張楚臣踏出光亮,他的雙手從寬大的衣袖中滑出,他將一隻黑色的瓶子交給內侍,而自己則拔去了白色瓷瓶的瓶塞。
手輕輕一抖,一粒散發着古怪氣味的丹丸便落到了他的掌心。
好冷。他伸手去扶那冰棺中的屍身,那寒冰一樣的溫度讓他抖了一下,但是卻仍然堅持着將他拉入了懷中。
輕輕撥開緊閉的雙脣,在內侍將黑色瓷瓶中所裝丹丸放入載體口中的同時也把自己手中的丹丸塞入了屍身口中。
接着,他就那樣站在那裏,一瞬不離地緊緊盯着那屍身彷彿還含着笑的臉龐。
會醒麼?
都已然這許多年了,你還會醒過來嗎?
距離你睡下那時已經好久好久拉,你看,我都已經有了很多白頭髮拉。
以前總恨爲什麼那麼晚才遇到你,現在,興許
以前總恨爲什麼那麼晚才遇到你,現在,興許我得恨爲什麼我老得這樣快了呢……
醒過來吧,求求你,在那具鮮活的身體裏,醒過來吧。
他戀戀不捨地將屍身放入冰棺,轉過身看向那胸前起伏正變得不穩的載體。
鬆弛的手,突然緊握;平靜的面部,突然有了波動;胸前的起伏,正迅速地變成激烈……終於,那載體的眼睛睜了開來!
只是下一秒……
“呃,噗!”
一口鮮血,直噴了迅速奔過來的張楚臣滿頭滿臉,那載體瞪大了眼睛,不動了。
失敗了……
在靜立了一個時辰後,張楚臣終於確定了這個讓他無奈而又憤怒的事實。
“咣噹!”他狠狠地一腳踹在了供桌上,直把那已然沒了生氣的屍體也甩到了地上。
假的,又是假的!”他轉身看向冰棺中的屍身。“果然只有你還是真的麼,果然還只有你是留下來的麼?爲什麼,爲什麼你就只把這個留給我!”

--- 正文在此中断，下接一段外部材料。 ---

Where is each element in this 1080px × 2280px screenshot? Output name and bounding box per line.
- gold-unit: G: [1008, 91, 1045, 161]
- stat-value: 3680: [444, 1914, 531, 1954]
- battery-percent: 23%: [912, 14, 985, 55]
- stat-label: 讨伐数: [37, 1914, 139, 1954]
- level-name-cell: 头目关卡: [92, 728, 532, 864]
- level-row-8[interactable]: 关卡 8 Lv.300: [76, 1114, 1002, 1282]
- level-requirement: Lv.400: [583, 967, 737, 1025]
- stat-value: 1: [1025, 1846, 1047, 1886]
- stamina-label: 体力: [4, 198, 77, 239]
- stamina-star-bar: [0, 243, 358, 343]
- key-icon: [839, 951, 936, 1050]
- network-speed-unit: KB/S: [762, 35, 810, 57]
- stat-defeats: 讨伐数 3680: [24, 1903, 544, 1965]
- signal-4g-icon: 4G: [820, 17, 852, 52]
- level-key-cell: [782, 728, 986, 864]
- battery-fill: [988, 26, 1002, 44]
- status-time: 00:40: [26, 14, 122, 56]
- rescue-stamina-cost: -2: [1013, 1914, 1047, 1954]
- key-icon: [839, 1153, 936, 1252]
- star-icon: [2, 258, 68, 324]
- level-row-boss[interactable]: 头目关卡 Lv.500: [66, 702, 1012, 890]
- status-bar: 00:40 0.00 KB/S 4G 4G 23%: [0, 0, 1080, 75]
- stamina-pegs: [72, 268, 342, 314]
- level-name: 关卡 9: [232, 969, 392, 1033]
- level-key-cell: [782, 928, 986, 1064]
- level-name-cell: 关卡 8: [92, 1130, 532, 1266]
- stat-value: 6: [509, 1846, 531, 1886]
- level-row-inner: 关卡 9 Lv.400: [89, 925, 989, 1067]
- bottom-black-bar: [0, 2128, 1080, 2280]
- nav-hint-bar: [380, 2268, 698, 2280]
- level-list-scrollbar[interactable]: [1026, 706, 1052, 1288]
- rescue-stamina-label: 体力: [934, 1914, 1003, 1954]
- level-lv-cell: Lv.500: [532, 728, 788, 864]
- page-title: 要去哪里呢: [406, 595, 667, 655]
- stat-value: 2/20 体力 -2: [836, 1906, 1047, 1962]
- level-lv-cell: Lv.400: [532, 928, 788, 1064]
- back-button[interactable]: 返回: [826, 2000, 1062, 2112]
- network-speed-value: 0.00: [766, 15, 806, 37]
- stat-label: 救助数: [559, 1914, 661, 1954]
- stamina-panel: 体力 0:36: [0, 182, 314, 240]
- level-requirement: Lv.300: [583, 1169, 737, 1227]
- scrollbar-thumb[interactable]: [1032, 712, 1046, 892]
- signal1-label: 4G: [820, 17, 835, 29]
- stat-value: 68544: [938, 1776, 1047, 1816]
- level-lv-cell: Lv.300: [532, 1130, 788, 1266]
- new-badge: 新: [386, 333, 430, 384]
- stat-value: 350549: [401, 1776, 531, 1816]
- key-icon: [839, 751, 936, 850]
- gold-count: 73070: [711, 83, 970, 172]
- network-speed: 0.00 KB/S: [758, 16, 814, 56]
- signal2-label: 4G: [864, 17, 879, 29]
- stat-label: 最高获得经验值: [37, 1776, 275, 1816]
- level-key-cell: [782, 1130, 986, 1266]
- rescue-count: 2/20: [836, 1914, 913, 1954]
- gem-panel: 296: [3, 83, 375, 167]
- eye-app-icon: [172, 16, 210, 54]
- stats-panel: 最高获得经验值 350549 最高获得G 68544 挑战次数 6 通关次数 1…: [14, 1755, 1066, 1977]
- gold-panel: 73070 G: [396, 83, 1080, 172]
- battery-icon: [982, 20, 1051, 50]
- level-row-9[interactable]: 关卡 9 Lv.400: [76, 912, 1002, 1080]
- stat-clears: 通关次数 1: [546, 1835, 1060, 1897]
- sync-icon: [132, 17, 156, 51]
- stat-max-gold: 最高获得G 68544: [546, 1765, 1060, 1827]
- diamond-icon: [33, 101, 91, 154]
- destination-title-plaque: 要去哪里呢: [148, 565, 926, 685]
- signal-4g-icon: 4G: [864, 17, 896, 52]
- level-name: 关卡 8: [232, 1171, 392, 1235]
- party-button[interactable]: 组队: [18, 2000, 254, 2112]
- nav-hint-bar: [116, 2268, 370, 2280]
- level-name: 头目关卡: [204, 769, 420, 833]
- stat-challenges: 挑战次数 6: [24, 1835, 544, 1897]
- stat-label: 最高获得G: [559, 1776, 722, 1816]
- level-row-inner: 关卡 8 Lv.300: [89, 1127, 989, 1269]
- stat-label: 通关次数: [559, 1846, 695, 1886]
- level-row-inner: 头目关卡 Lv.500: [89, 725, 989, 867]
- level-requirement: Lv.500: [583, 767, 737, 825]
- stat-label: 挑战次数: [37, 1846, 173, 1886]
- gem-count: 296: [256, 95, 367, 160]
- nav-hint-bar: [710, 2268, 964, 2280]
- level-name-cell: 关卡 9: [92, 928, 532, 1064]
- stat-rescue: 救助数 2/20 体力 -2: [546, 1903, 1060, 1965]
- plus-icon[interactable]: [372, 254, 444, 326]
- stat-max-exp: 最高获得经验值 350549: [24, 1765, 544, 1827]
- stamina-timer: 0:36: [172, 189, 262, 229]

“我爲你做了這許多,你爲什麼不睜開眼看我一眼!”他有些失控地用力一拍供桌,一本泛黃的殘本便從袖中落下。
“這些,這些有什麼用,啊,有什麼用??!!什麼三生因果,什麼奪舍重生,都是騙人的!”看到那本他幾乎都能背誦其中內容的殘本,張楚臣狂怒地一把將它掃飛出去,殘本砸落了一支紅燭,燭火很快就點燃了它的一角。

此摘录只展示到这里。